Le corps ou cadre d'emplois d'accueil doit être de même catégorie que le corps ou cadre d'emplois d'origine. Ils doivent également être de niveau comparable quant aux conditions de recrutement ou du niveau des missions définies.
Un détachement peut être accordé de droit au fonctionnaire ou sous réserve des nécessités du service. Il est soit de courte durée (6 mois maximum), soit de longue durée (5 ans maximum sauf cas exceptionnel).

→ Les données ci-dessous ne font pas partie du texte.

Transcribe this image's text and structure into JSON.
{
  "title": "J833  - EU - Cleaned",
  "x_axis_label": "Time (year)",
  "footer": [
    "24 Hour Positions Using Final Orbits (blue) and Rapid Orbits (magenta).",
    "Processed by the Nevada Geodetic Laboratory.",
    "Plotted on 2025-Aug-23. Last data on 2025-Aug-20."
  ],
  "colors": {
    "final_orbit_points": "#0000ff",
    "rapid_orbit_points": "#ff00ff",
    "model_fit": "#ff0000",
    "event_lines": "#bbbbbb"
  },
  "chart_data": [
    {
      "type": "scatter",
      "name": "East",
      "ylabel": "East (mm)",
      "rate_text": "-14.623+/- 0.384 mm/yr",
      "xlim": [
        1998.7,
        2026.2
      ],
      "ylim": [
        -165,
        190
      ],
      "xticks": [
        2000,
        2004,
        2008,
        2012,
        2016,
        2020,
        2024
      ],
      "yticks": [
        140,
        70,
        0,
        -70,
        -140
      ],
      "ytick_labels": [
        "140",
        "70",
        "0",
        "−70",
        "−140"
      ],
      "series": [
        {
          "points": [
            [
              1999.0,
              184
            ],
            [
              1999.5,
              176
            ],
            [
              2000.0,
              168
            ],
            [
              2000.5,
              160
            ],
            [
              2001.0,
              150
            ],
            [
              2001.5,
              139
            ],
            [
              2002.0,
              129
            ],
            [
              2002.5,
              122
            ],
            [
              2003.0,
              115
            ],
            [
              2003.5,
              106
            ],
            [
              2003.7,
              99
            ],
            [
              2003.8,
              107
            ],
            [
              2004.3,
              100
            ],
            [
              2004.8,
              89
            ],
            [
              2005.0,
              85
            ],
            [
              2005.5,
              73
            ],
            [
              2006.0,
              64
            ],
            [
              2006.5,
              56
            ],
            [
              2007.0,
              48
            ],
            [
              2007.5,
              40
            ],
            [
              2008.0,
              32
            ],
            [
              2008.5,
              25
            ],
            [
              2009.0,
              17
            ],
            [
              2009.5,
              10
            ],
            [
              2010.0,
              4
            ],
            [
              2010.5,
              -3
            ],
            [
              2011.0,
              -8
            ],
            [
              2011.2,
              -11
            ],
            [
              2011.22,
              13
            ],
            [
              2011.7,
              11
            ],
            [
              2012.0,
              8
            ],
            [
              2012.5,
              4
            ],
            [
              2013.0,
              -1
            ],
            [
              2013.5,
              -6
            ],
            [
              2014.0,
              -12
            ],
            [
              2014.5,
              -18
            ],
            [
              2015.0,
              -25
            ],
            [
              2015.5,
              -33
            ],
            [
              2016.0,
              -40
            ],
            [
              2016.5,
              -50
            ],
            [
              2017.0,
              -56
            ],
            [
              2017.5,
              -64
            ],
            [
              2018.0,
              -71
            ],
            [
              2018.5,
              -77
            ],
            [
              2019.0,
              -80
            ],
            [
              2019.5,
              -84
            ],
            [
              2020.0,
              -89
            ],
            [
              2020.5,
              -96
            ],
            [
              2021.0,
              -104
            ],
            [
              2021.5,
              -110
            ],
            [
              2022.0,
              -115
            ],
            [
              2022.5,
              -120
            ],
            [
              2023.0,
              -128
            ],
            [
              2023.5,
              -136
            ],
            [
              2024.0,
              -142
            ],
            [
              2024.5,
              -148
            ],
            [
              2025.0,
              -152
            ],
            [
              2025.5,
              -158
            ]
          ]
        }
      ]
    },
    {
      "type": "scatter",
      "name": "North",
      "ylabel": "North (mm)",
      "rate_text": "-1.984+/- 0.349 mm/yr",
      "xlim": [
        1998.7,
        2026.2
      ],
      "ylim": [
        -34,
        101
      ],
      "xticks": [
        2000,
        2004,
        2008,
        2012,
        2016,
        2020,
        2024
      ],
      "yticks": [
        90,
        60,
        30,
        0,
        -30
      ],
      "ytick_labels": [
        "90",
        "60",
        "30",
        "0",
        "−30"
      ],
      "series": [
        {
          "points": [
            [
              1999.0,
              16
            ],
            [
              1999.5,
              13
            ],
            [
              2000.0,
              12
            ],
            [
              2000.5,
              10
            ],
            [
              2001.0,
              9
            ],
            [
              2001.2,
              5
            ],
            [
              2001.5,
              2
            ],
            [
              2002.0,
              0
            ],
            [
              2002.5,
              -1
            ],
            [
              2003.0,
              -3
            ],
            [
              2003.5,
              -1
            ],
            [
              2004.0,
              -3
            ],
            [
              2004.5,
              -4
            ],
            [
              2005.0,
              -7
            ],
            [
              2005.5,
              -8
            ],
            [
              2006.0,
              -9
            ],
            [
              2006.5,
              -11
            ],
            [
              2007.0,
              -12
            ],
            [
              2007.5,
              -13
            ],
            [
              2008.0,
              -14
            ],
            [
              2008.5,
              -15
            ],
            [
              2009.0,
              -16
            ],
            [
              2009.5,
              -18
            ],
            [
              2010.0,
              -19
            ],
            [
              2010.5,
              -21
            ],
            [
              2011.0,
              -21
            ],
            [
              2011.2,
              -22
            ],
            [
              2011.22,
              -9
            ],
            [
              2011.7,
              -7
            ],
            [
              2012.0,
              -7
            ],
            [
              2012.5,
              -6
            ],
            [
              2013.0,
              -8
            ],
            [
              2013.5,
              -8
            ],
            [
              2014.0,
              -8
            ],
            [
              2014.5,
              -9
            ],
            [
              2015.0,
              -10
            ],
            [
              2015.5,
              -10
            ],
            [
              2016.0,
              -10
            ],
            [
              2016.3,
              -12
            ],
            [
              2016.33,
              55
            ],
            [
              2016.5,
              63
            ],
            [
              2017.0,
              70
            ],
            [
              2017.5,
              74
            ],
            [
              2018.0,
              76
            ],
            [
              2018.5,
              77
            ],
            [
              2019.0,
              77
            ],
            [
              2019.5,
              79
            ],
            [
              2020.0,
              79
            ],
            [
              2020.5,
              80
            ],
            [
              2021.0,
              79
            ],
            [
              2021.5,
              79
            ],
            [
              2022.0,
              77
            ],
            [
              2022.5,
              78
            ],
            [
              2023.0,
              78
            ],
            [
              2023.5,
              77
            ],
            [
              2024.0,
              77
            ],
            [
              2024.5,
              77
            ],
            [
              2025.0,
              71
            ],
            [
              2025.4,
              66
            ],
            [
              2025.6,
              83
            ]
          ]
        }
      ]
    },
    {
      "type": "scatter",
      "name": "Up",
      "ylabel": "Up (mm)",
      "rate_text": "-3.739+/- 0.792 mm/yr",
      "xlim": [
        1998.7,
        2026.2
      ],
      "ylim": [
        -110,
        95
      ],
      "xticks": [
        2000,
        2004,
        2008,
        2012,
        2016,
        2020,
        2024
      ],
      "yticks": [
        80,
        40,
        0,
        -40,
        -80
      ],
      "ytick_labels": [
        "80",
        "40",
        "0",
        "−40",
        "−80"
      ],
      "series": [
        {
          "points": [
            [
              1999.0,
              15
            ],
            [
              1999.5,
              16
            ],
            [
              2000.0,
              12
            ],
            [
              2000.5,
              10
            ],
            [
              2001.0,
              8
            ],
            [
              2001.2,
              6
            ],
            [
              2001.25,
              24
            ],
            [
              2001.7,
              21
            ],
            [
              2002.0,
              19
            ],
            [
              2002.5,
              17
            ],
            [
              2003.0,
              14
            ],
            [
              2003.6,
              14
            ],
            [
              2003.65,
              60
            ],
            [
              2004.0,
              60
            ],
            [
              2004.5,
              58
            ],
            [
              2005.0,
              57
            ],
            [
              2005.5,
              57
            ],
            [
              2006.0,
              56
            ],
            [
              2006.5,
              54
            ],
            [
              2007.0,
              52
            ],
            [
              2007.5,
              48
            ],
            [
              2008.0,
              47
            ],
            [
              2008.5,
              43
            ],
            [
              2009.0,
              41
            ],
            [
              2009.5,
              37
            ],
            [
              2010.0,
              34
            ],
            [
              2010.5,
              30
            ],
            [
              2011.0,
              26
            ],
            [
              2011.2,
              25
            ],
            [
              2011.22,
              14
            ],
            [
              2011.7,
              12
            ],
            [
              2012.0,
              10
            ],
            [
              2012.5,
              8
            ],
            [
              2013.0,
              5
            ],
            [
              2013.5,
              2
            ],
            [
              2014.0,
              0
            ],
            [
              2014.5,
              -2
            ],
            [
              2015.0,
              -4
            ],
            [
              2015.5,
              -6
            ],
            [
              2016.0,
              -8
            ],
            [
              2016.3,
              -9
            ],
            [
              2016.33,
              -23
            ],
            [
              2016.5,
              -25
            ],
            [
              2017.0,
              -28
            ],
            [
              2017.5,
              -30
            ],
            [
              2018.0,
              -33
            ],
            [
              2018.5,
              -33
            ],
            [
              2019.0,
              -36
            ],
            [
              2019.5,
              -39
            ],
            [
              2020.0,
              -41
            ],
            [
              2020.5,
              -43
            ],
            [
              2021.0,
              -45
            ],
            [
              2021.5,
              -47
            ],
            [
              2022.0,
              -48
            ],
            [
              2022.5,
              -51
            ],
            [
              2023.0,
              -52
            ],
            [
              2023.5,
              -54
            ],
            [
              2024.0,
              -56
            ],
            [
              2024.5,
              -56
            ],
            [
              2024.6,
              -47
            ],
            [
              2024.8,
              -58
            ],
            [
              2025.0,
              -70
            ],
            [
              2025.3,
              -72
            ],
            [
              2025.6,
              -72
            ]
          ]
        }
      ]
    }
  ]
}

A côté de ces possibilités de mobilité au sein de la fonction publique territoriale les textes donnent au fonctionnaire les moyens de se réorienter professionnellement soit au sein même de son administration soit à l'extérieur de celle-ci.

III/ La disponibilité
La disponibilité est la position du fonctionnaire qui, placé hors de son administration ou service d'origine, cesse de bénéficier, dans cette position, de ses droits à l'avancement et à la retraite (article 67 de la loi n°84-53 du 26 janvier 1984).
Il ne perçoit également aucune rémunération.
Un fonctionnaire territorial peut demander sa mise en disponibilité, qui lui sera accordée sous réservce des nécessités du service, afin de réaliser des études ou recherches présentant un intérêt général (3 ans renouvelable une fois) ou créer ou reprendre une entreprise (2 ans maximum).
Le fonctionnaire qui a été placé en disponibilité doit justifier à tout moment que son activité ou sa situation correspond réellement aux motifs pour lesquels la disponibilité lui a été accordée.

IV/ Le congé formation
Contrairement à la mise en disponibilité, le congé formation permet aux fonctionnaires de se réorienter au sein même de son administration.
Les fonctionnaires territoriaux qui souhaitent étendre et parfaire leur formation en vue de satisfaire des projets professionnels ou personnels peuvent bénéficier du congé de formation professionnelle mentionné au 6° de l'article 57 de la loi n°84-53 du 26 janvier 1984 (article 8 du décret n°2007-1845 du 26 décembre 2007).
Ce congé ne peut être accordé au fonctionnaire que s'il a accompli au moins 3 années de services effectifs dans la fonction publique. Il peut être utilisé en une seule fois (3 ans maximum) ou réparti sur toute la durée de la carrière du fonctionnaire en périodes de stages d'une durée minimale équivalent à un mois à temps plein qui peuvent être fractionnés en semaines, journées ou demi-journées (article 11 du décret n°2007-1845 du 26 décembre 2007).
Pendant les douze premiers mois durant lesquels il est placé en congé de formation, le fonctionnaire reçoit une indemnité mensuelle forfaitaire égale à 85% du traitement brut et de l'indemnité de résidence qu'il percevait au moment de la mise en congé (article 12 du décret n°2007-1845 du 26 décembre 2007).
Le fonctionnaire qui bénéficie d'un congé de formation professionnelle s'engage en contrepartie à rester au service d'une administration pendant une période dont la durée est égale au triple de celle pendant laquelle il a perçu les indemnités susmentionnées et, en cas de rupture de l'engagement, à rembourser le montant de ces indemnités à concurrence de la durée du service non effectué (article 13 du décret n°2007-1845 du 26 décembre 2007).
L'attribution d'un congé de formation est accordée sous réserve des nécessités du service. Pour autant, l'administration ne peut opposer deux refus consécutifs à une demande de congé qu'après avis de la commission administrative paritaire.
Par ailleurs, le temps passé en congé de formation professionnelle est considéré comme du temps de service, il est en conséquence pris en compte pour l'avancement et la promotion interne. Il donne également droit aux congés annuels.